I’ve found various ways to probe nvidia-settings for the information, for example like:
nvidia-settings -g gpucoretemp
or
nvidia-settings -q=gpu:0
but whatever I do, I get a complaint about the display:
$ nvidia-settings -g gpucoretemp
ERROR: Cannot open display ‘’.
$ nvidia-settings -q=gpu:0
ERROR: The control display is undefined; please run nvidia-settings --help for usage information.
I assume this is somehow related to this being a headless server.
So, any suggestions?
nvidia-settings will also work but as you noticed you have to get picky with the query flags and it may not list all your gpus if they aren’t in the xorg.conf files.
Also note that nvidia-smi device numbers are not the same as nvida-settings device numbers, which are not the same as CUDA device numbers… always confusing.
In my PC I’m running now, you see I have 3 flavors of cards installed at once. To nvida-settings, the GT240 is gpu:0. To nvidia-smi, it’s GPU 2. To cuda, it’s device 3.
I always add a query flag to my own tools to simply listing the cuda devices so I can decide which ones to activate manually since you can’t really query reliably.

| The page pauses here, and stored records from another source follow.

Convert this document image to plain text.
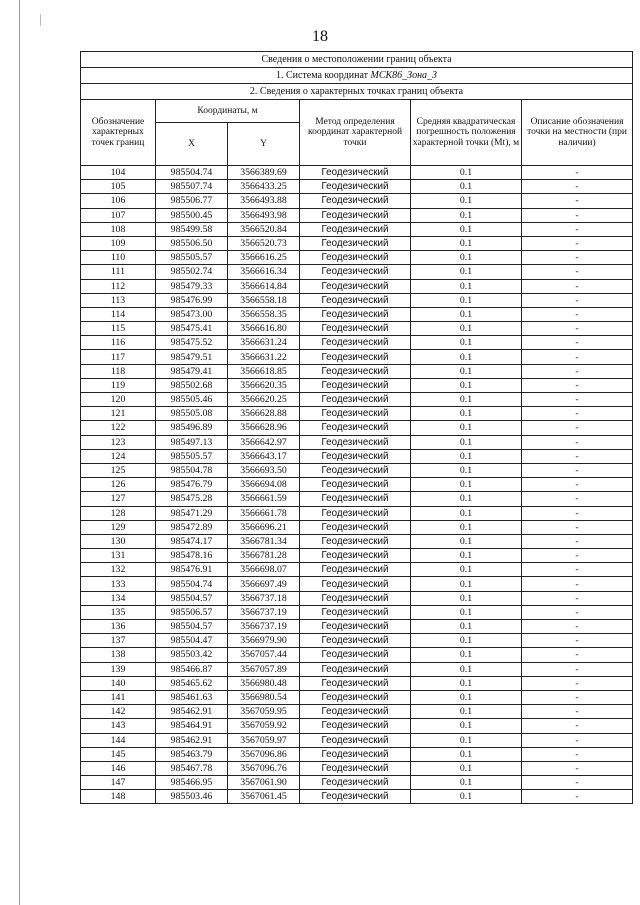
18
Сведения о местоположении границ объекта					
1. Система координат МСК86_Зона_3					
2. Сведения о характерных точках границ объекта					
Обозначение характерных точек границ	Координаты, м		Метод определения координат характерной точки	Средняя квадратическая погрешность положения характерной точки (Mt), м	Описание обозначения точки на местности (при наличии)
	X	Y			
104	985504.74	3566389.69	Геодезический	0.1	-
105	985507.74	3566433.25	Геодезический	0.1	-
106	985506.77	3566493.88	Геодезический	0.1	-
107	985500.45	3566493.98	Геодезический	0.1	-
108	985499.58	3566520.84	Геодезический	0.1	-
109	985506.50	3566520.73	Геодезический	0.1	-
110	985505.57	3566616.25	Геодезический	0.1	-
111	985502.74	3566616.34	Геодезический	0.1	-
112	985479.33	3566614.84	Геодезический	0.1	-
113	985476.99	3566558.18	Геодезический	0.1	-
114	985473.00	3566558.35	Геодезический	0.1	-
115	985475.41	3566616.80	Геодезический	0.1	-
116	985475.52	3566631.24	Геодезический	0.1	-
117	985479.51	3566631.22	Геодезический	0.1	-
118	985479.41	3566618.85	Геодезический	0.1	-
119	985502.68	3566620.35	Геодезический	0.1	-
120	985505.46	3566620.25	Геодезический	0.1	-
121	985505.08	3566628.88	Геодезический	0.1	-
122	985496.89	3566628.96	Геодезический	0.1	-
123	985497.13	3566642.97	Геодезический	0.1	-
124	985505.57	3566643.17	Геодезический	0.1	-
125	985504.78	3566693.50	Геодезический	0.1	-
126	985476.79	3566694.08	Геодезический	0.1	-
127	985475.28	3566661.59	Геодезический	0.1	-
128	985471.29	3566661.78	Геодезический	0.1	-
129	985472.89	3566696.21	Геодезический	0.1	-
130	985474.17	3566781.34	Геодезический	0.1	-
131	985478.16	3566781.28	Геодезический	0.1	-
132	985476.91	3566698.07	Геодезический	0.1	-
133	985504.74	3566697.49	Геодезический	0.1	-
134	985504.57	3566737.18	Геодезический	0.1	-
135	985506.57	3566737.19	Геодезический	0.1	-
136	985504.57	3566737.19	Геодезический	0.1	-
137	985504.47	3566979.90	Геодезический	0.1	-
138	985503.42	3567057.44	Геодезический	0.1	-
139	985466.87	3567057.89	Геодезический	0.1	-
140	985465.62	3566980.48	Геодезический	0.1	-
141	985461.63	3566980.54	Геодезический	0.1	-
142	985462.91	3567059.95	Геодезический	0.1	-
143	985464.91	3567059.92	Геодезический	0.1	-
144	985462.91	3567059.97	Геодезический	0.1	-
145	985463.79	3567096.86	Геодезический	0.1	-
146	985467.78	3567096.76	Геодезический	0.1	-
147	985466.95	3567061.90	Геодезический	0.1	-
148	985503.46	3567061.45	Геодезический	0.1	-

I build this list via simple calls to cudaGetDeviceProperties for each device number.
Temperature
GPU Current Temp : 72 C
GPU Shutdown Temp : 99 C
GPU Slowdown Temp : 96 C
GPU Max Operating Temp : N/A
Memory Current Temp : N/A
Memory Max Operating Temp : N/A
Temperature
GPU Current Temp : 73 C
GPU Shutdown Temp : 97 C
GPU Slowdown Temp : 92 C
GPU Max Operating Temp : N/A
Memory Current Temp : N/A
Memory Max Operating Temp : N/A